The Kremlin on Thursday vowed to retaliate against "unacceptable" new US sanctions against Russia over its alleged role in a nerve agent attack on a former spy as the ruble and Russian stocks tumbled.
The action by the US State Department is the latest salvo in a series of disputes between the rival powers and comes less than a month after US President Donald Trump met his Russian counterpart Vladimir Putin in Helsinki.
The State Department said Wednesday the new sanctions were in response to "the use of a 'Novichok' nerve agent in an attempt to assassinate UK citizen Sergei Skripal" -- who was a Russian double agent -- and his daughter Yulia on English soil in March.
They are aimed at punishing Putin's government for having "used chemical or biological weapons in violation of international law," spokeswoman Heather Nauert said in a statement.
But the punitive measures triggered a furious reaction from Moscow.
Russia will "work on developing retaliatory measures," foreign ministry spokeswoman Maria Zakharova told journalists, accusing the US of "demonising Russia".
"We consider categorically unacceptable the linking of new restrictions, which we as before consider illegal, to the case in Salisbury," Kremlin spokesman Dmitry Peskov told journalists.
He called the US an unpredictable partner but said "Moscow retains hopes of building constructive relations with Washington".
The announcement of sanctions caused Russian stock markets to drop dramatically on opening and the ruble reached its lowest point since November 2016. The markets and the currency rebounded slightly over the day while remaining sharply down.
Finance minister Anton Siluanov assured Russians that the government and the central bank have "all the necessary tools to ensure financial stability," saying the economy has become more resistant to external shocks in recent years.
- Threat of wider sanctions -
The move could cut off hundreds of millions of dollars worth of exports to Russia, said a senior State Department official on condition of anonymity.

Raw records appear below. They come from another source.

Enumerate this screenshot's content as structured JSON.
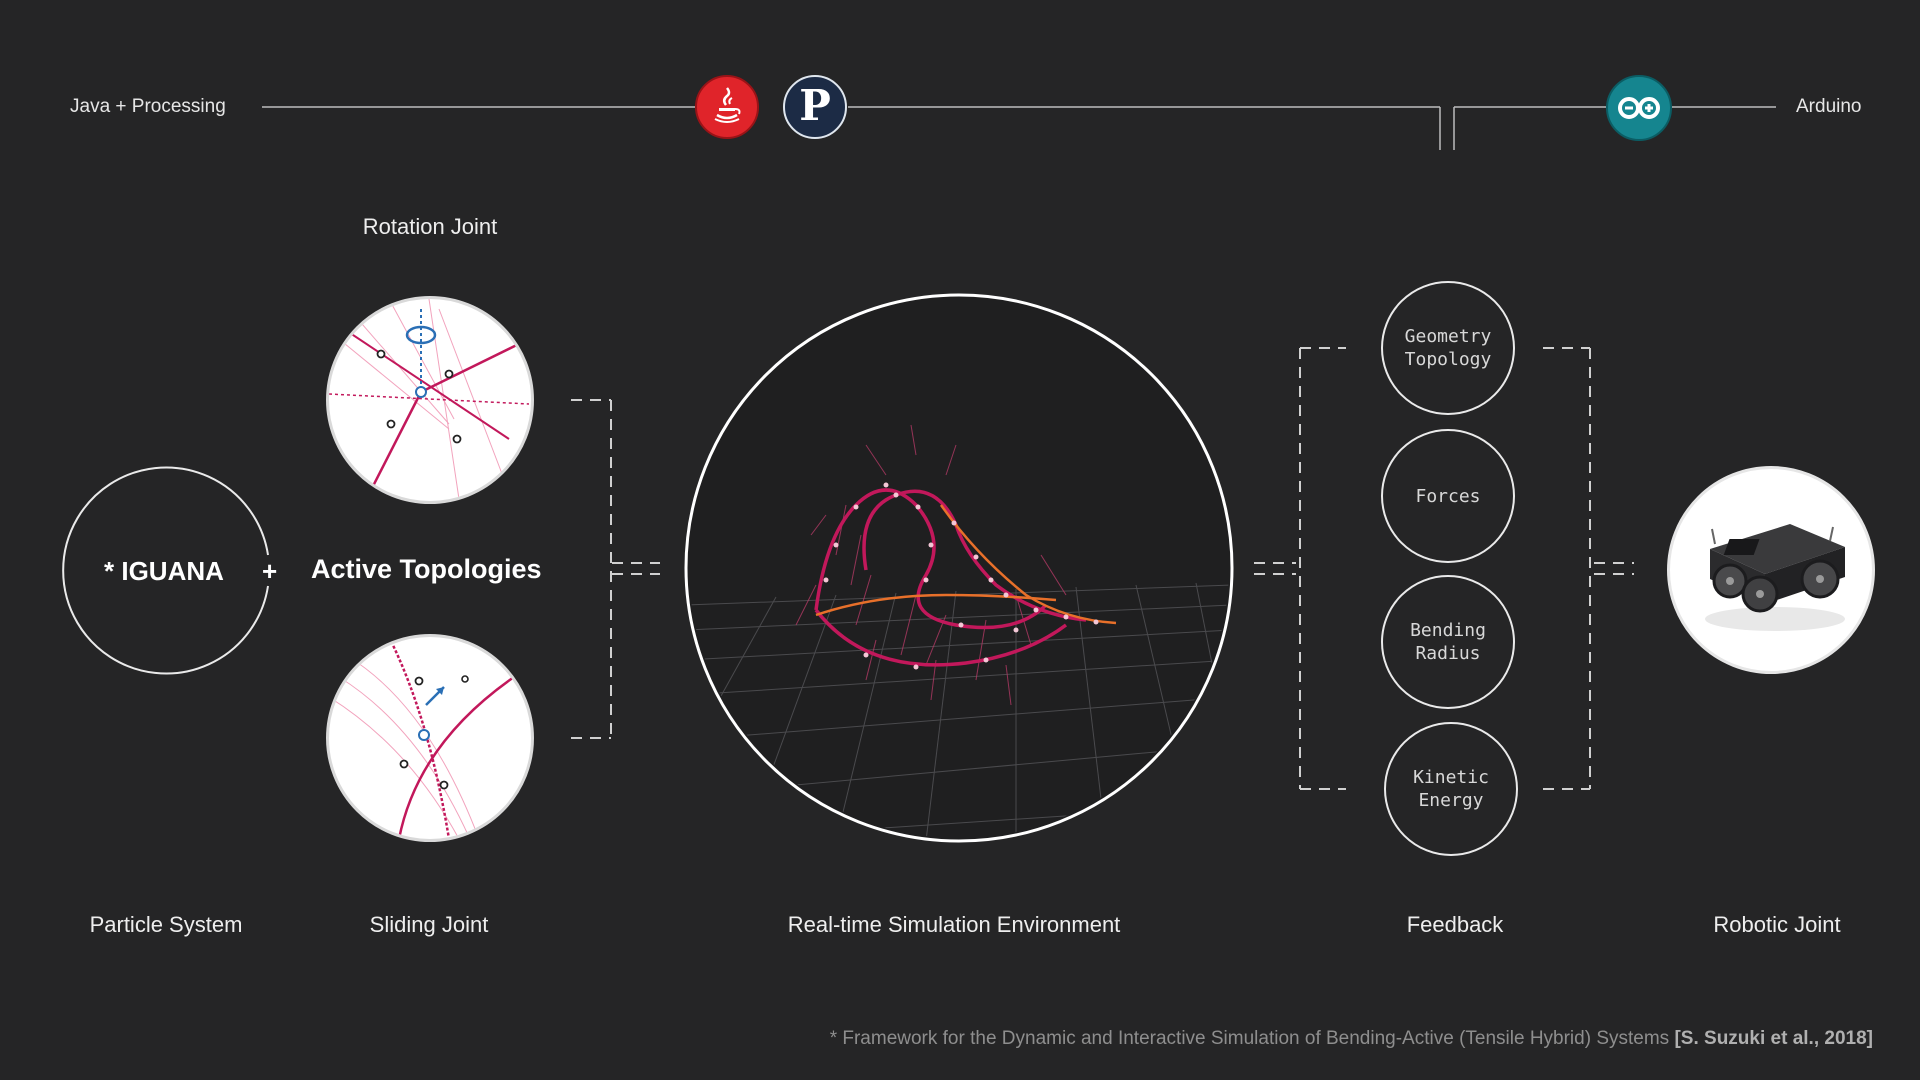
{
  "header": {
    "left_label": "Java + Processing",
    "right_label": "Arduino",
    "java_logo": "java-logo",
    "processing_logo_letter": "P",
    "arduino_logo": "arduino-logo"
  },
  "iguana": {
    "title": "* IGUANA",
    "plus": "+",
    "active_topologies": "Active Topologies"
  },
  "joints": {
    "rotation_label": "Rotation Joint",
    "sliding_label": "Sliding Joint"
  },
  "feedback": {
    "items": [
      {
        "line1": "Geometry",
        "line2": "Topology"
      },
      {
        "line1": "Forces",
        "line2": ""
      },
      {
        "line1": "Bending",
        "line2": "Radius"
      },
      {
        "line1": "Kinetic",
        "line2": "Energy"
      }
    ]
  },
  "bottom_labels": {
    "particle": "Particle System",
    "sliding": "Sliding Joint",
    "simulation": "Real-time Simulation Environment",
    "feedback": "Feedback",
    "robotic": "Robotic Joint"
  },
  "footnote": {
    "text": "* Framework for the Dynamic and Interactive Simulation of Bending-Active (Tensile Hybrid) Systems ",
    "citation": "[S. Suzuki et al., 2018]"
  },
  "colors": {
    "magenta": "#c2185b",
    "orange": "#e8702a",
    "java_red": "#e0242a",
    "processing_navy": "#1c2b45",
    "arduino_teal": "#15858f"
  }
}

The official told reporters the administration decided to impose a "presumption of denial" for the sale to Russia of "national security sensitive" US technologies that require federal government approval.
Such technologies have often been used in items including electronic devices as well as calibration equipment. The exports were previously allowed on a case-by-case basis.
In the event of non-compliance, the official added, a second round of "draconian" sanctions would be given a green light. These could go as far as a ban on Russian airlines using US airports.
The latest US action follows the Treasury's imposition of sanctions in March against 19 Russian citizens and five entities for interfering in the 2016 US election -- the toughest steps against Moscow since Trump took office.
Also in March, Washington ordered the expulsion of 60 Russian diplomats, and the closure of Russia's consulate general in Seattle.
Moscow ordered 60 American diplomats expelled in a tit-for-tat response.
- 'Provocative, reckless behaviour' -
Britain said it welcomed the US response to the chemical attack in Salisbury, the sleepy English town where the Skripals were poisoned.
A spokesman for Prime Minister Theresa May said the sanctions send "an unequivocal message to Russia that its provocative, reckless behaviour will not go unchallenged".
This week, Britain's Guardian newspaper reported London is preparing to ask Moscow to extradite two Russian citizens suspected of carrying out the Salisbury attack.
The Skripals survived but a British couple was poisoned by the same Novichok agent in a nearby town, one of whom, 44-year-old Dawn Sturgess, subsequently died.
Moscow has angrily rejected any involvement in the poisoning, plunging diplomatic relations with London into crisis.
The Russian economy is still reeling from international sanctions imposed on Moscow in 2014 over its actions in Ukraine and a crash in oil prices the same year.
While Russia returned to growth in 2017 after two years of recession, it pales in comparison with growth figures seen during Putin's first two terms in office from 2000 to 2008 thanks to soaring oil prices.